Mais là aussi le Comité scientifique ainsi que le chef de gouvernement s’en fichent royalement.
Hommes d’affaires, consultants et ingénieurs, des lourdes pertes pour les entreprises
Enfin, la dernière catégorie qui est fortement affectée par cette mesure de confinement obligatoire, ce sont les hommes d’affaires, les prestataires de services, les consultants, les ingénieurs qui sont obligés de réduire ou même de suspendre leurs déplacements en Afrique subsaharienne dans le cadre de réalisation de contrat de service ou de prestations/maintenance, affectant en plus la situation financière de leurs entreprises respectives.
Or cette catégorie de voyageurs est la plus disciplinée, et constitue une toute petite population et dont l’action et l’impact sont très forts en termes de valeur ajoutée à l’économie. Autrement dit, les entreprises qui continuent à recruter, qui créent de la valeur et qui sont, aujourd’hui, l’unique espoir de la Tunisie, ne sont pas suffisamment organisées, et ne sont pas assez protégées par l’UTICA. Donc leur voix n’est pas entendue.
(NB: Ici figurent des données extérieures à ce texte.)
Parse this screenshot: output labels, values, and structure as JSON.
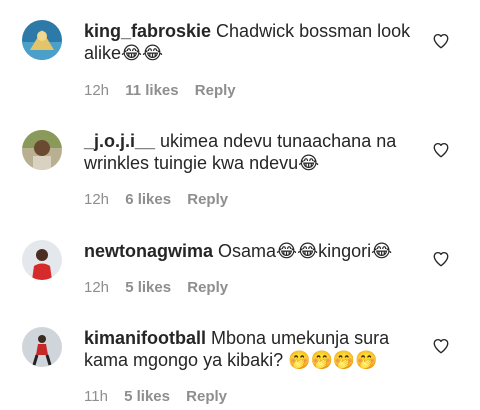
{
  "comments": [
    {
      "username": "king_fabroskie",
      "text": " Chadwick bossman look alike😂😂",
      "time": "12h",
      "likes": "11 likes",
      "reply": "Reply",
      "avatar_color": "#3b8fb8"
    },
    {
      "username": "_j.o.j.i__",
      "text": " ukimea ndevu tunaachana na wrinkles tuingie kwa ndevu😂",
      "time": "12h",
      "likes": "6 likes",
      "reply": "Reply",
      "avatar_color": "#7a8a50"
    },
    {
      "username": "newtonagwima",
      "text": " Osama😂😂kingori😂",
      "time": "12h",
      "likes": "5 likes",
      "reply": "Reply",
      "avatar_color": "#d8dde2"
    },
    {
      "username": "kimanifootball",
      "text": " Mbona umekunja sura kama mgongo ya kibaki? 🤭🤭🤭🤭",
      "time": "11h",
      "likes": "5 likes",
      "reply": "Reply",
      "avatar_color": "#c9d0d6"
    }
  ]
}
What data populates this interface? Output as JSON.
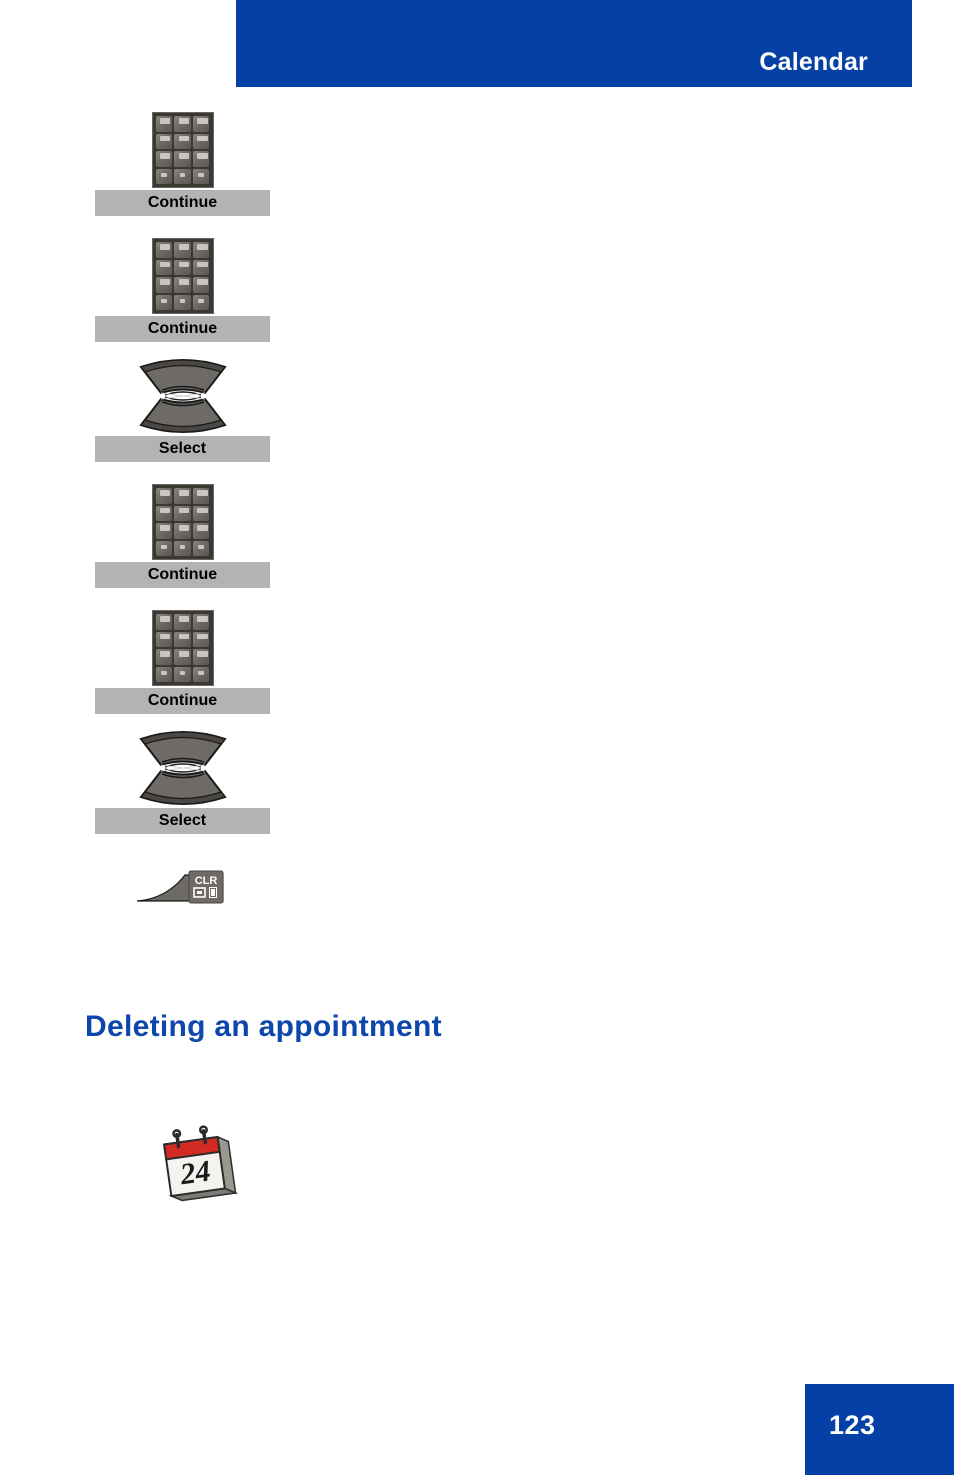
{
  "header": {
    "title": "Calendar",
    "bar_color": "#0540a6",
    "title_color": "#ffffff"
  },
  "steps": [
    {
      "icon": "keypad-icon",
      "label": "Continue"
    },
    {
      "icon": "keypad-icon",
      "label": "Continue"
    },
    {
      "icon": "navigation-key-icon",
      "label": "Select"
    },
    {
      "icon": "keypad-icon",
      "label": "Continue"
    },
    {
      "icon": "keypad-icon",
      "label": "Continue"
    },
    {
      "icon": "navigation-key-icon",
      "label": "Select"
    },
    {
      "icon": "clr-key-icon",
      "label": ""
    }
  ],
  "clr_key": {
    "label": "CLR"
  },
  "section": {
    "heading": "Deleting an appointment",
    "heading_color": "#0d47ac"
  },
  "calendar_icon": {
    "name": "calendar-24-icon",
    "day": "24",
    "header_color": "#d32a23",
    "body_color": "#f5f3ef"
  },
  "footer": {
    "page_number": "123",
    "box_color": "#0540a6",
    "text_color": "#ffffff"
  },
  "label_style": {
    "background": "#b3b3b3",
    "text_color": "#000000"
  }
}
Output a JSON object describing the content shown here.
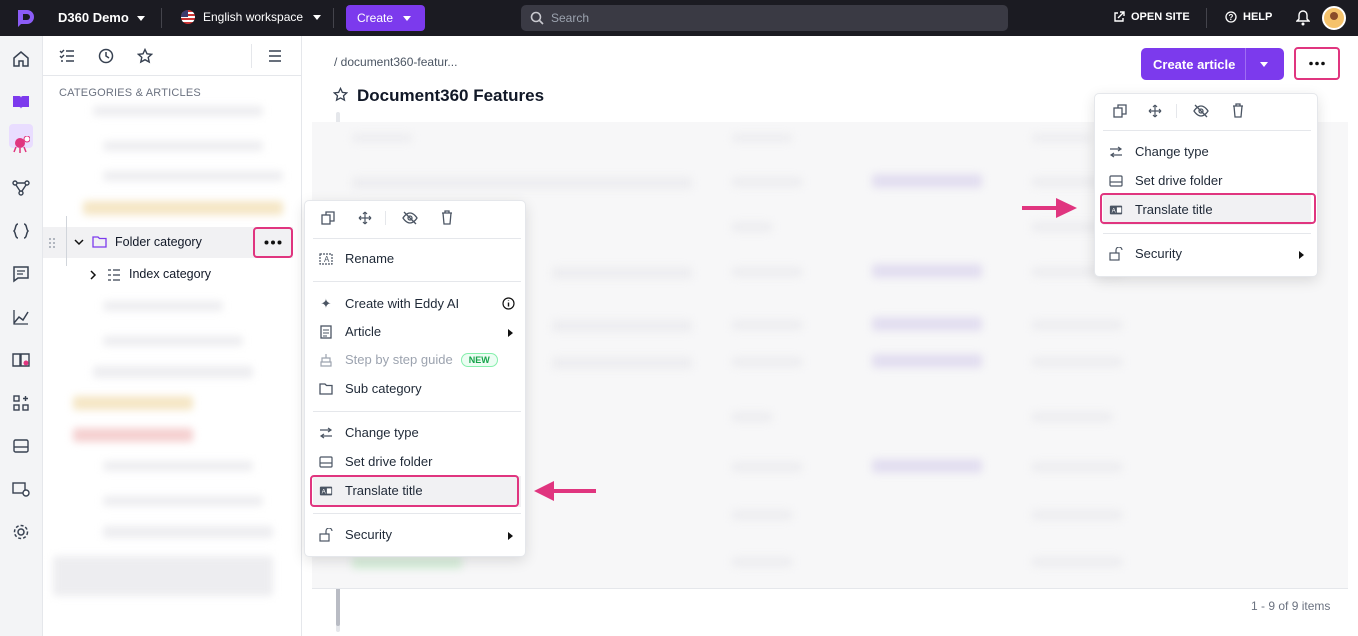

Imaginez un peu les conséquences du confinement obligatoire pour ces centaines de cadres qui n’ont seulement doivent s’absenter 1 semaine entière de leurs entreprises pour chaque voyage, mais doivent débourser plus de 3 000 DT comme frais de confinement pour chaque déplacement et pour chaque personne.
On note que par cette stratégie, les hôteliers ont pu servir leurs intérêts, grâce à leurs fédérations, en résolvant doublement les voyages organisés et le confinement obligatoire.
Dans la gestion de cette crise sanitaire, nos responsables politiques ne regardent jamais l’aspect économique, ni l’incidence de leurs décisions sur les entreprises, et donc su l’économie.